The sound quality is up to PentaTone's usual high standards, giving exceptional clarity to soloists, orchestra and chorus alike. But again, it is worth bearing in mind that this has the effect of emphasising the concert hall setting. The acoustic at the Philharmonie is expansive and generous, making the recorded sound warm and inviting, but also distancing it further from the ambiance of an opera house.

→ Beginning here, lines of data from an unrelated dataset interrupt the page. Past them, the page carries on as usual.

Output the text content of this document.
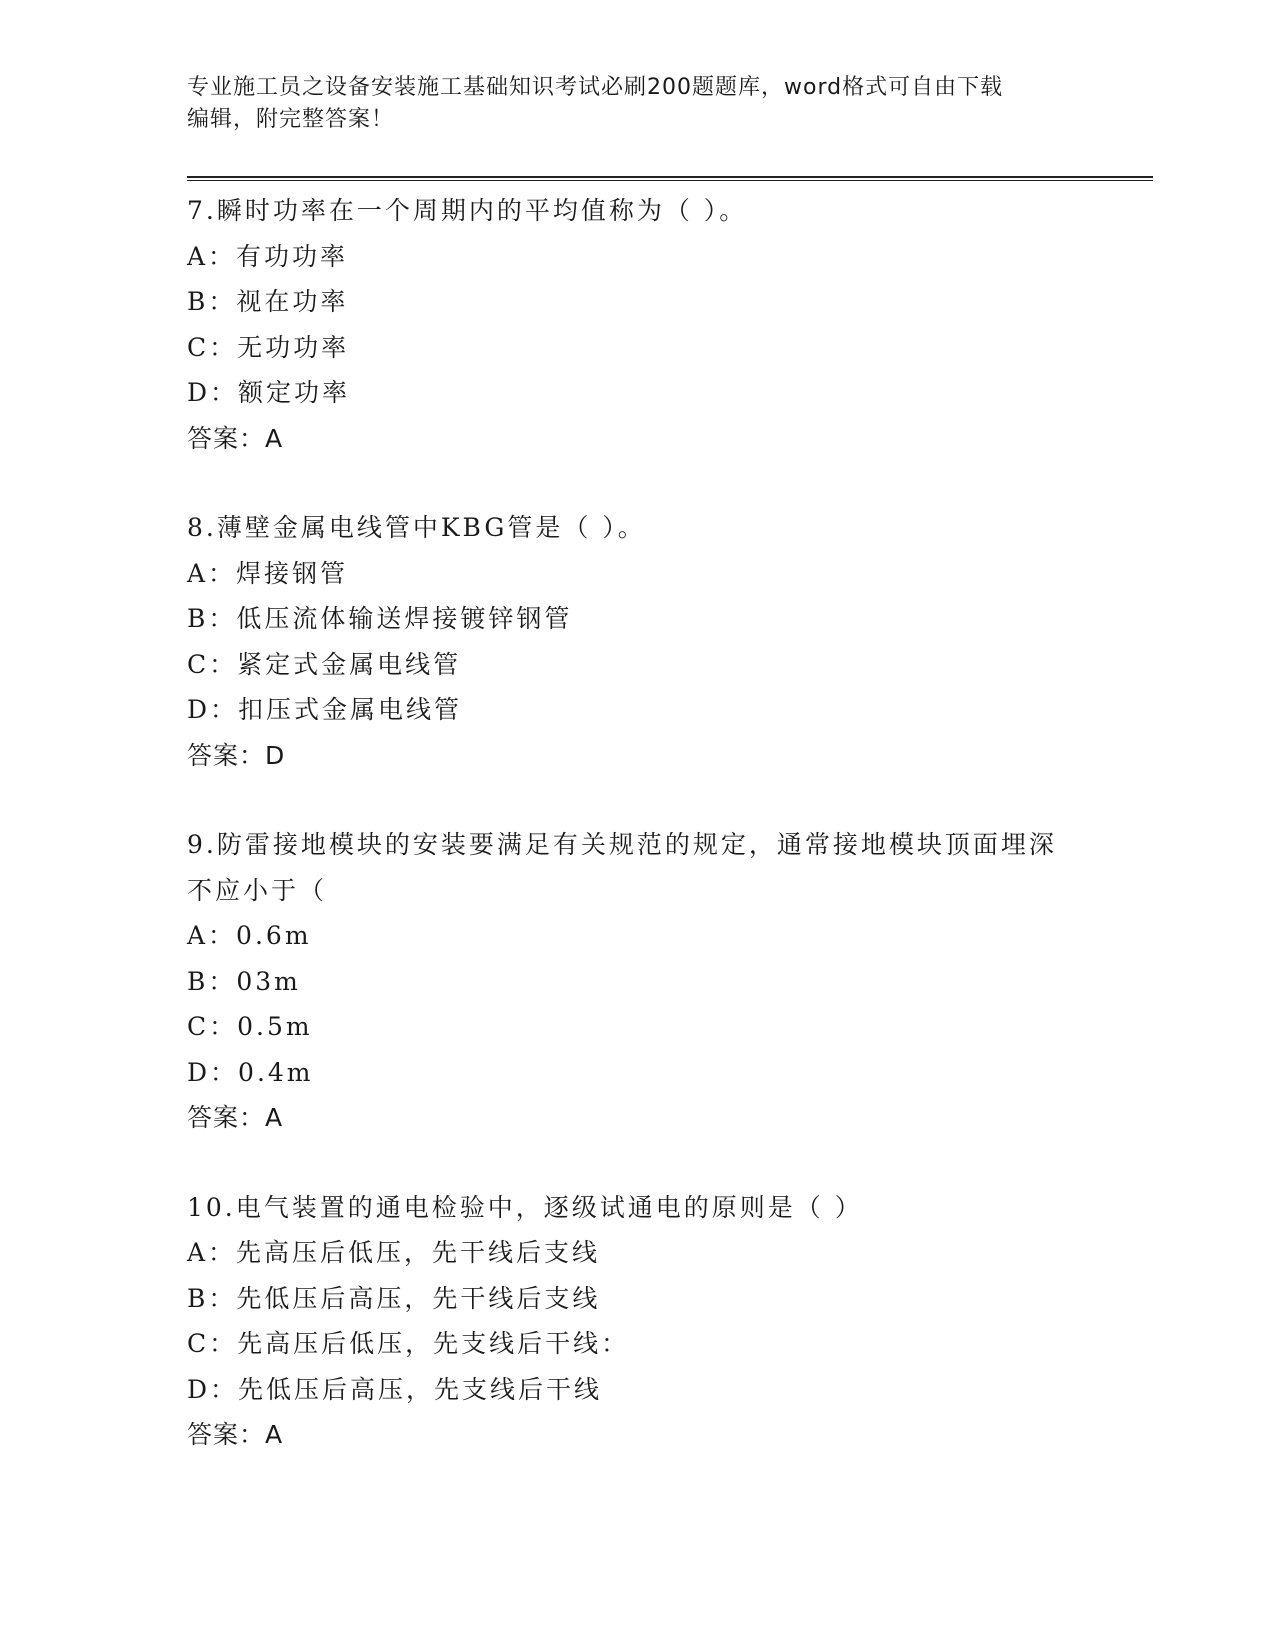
专业施工员之设备安装施工基础知识考试必刷200题题库，word格式可自由下载
编辑，附完整答案！
7.瞬时功率在一个周期内的平均值称为（ ）。
A：有功功率
B：视在功率
C：无功功率
D：额定功率
答案：A
8.薄壁金属电线管中KBG管是（ ）。
A：焊接钢管
B：低压流体输送焊接镀锌钢管
C：紧定式金属电线管
D：扣压式金属电线管
答案：D
9.防雷接地模块的安装要满足有关规范的规定，通常接地模块顶面埋深不应小于（
A：0.6m
B：03m
C：0.5m
D：0.4m
答案：A
10.电气装置的通电检验中，逐级试通电的原则是（ ）
A：先高压后低压，先干线后支线
B：先低压后高压，先干线后支线
C：先高压后低压，先支线后干线：
D：先低压后高压，先支线后干线
答案：A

Just one technical problem to report: I've had a lot of trouble getting my player, a Marantz SA8003 to recognise the stereo SACD layer on all four discs. I've never had any such problems with any other SACDs, not even the Flying Dutchman in the same series. Asking around on message boards, nobody else seems to have found this, and when I contacted PentaTone they were at a loss to explain it as well. As a result, I have had more occasion than usual to compare the CD and stereo SACD versions. For the most part, the CD layer is very good, and almost as good as the SACD layer, when I've been able to access it. The difference comes in the complex contrapuntal textures, especially from the choir. The riot scene in Act 2 is impressive on CD, but on SACD all the individual lines are apparent, adding a whole new dimension to the music. If anybody else has been having these problems, I'd be interested to hear. In the mean time I'll continue struggling to get the SACD to play, as it is certainly worth the effort.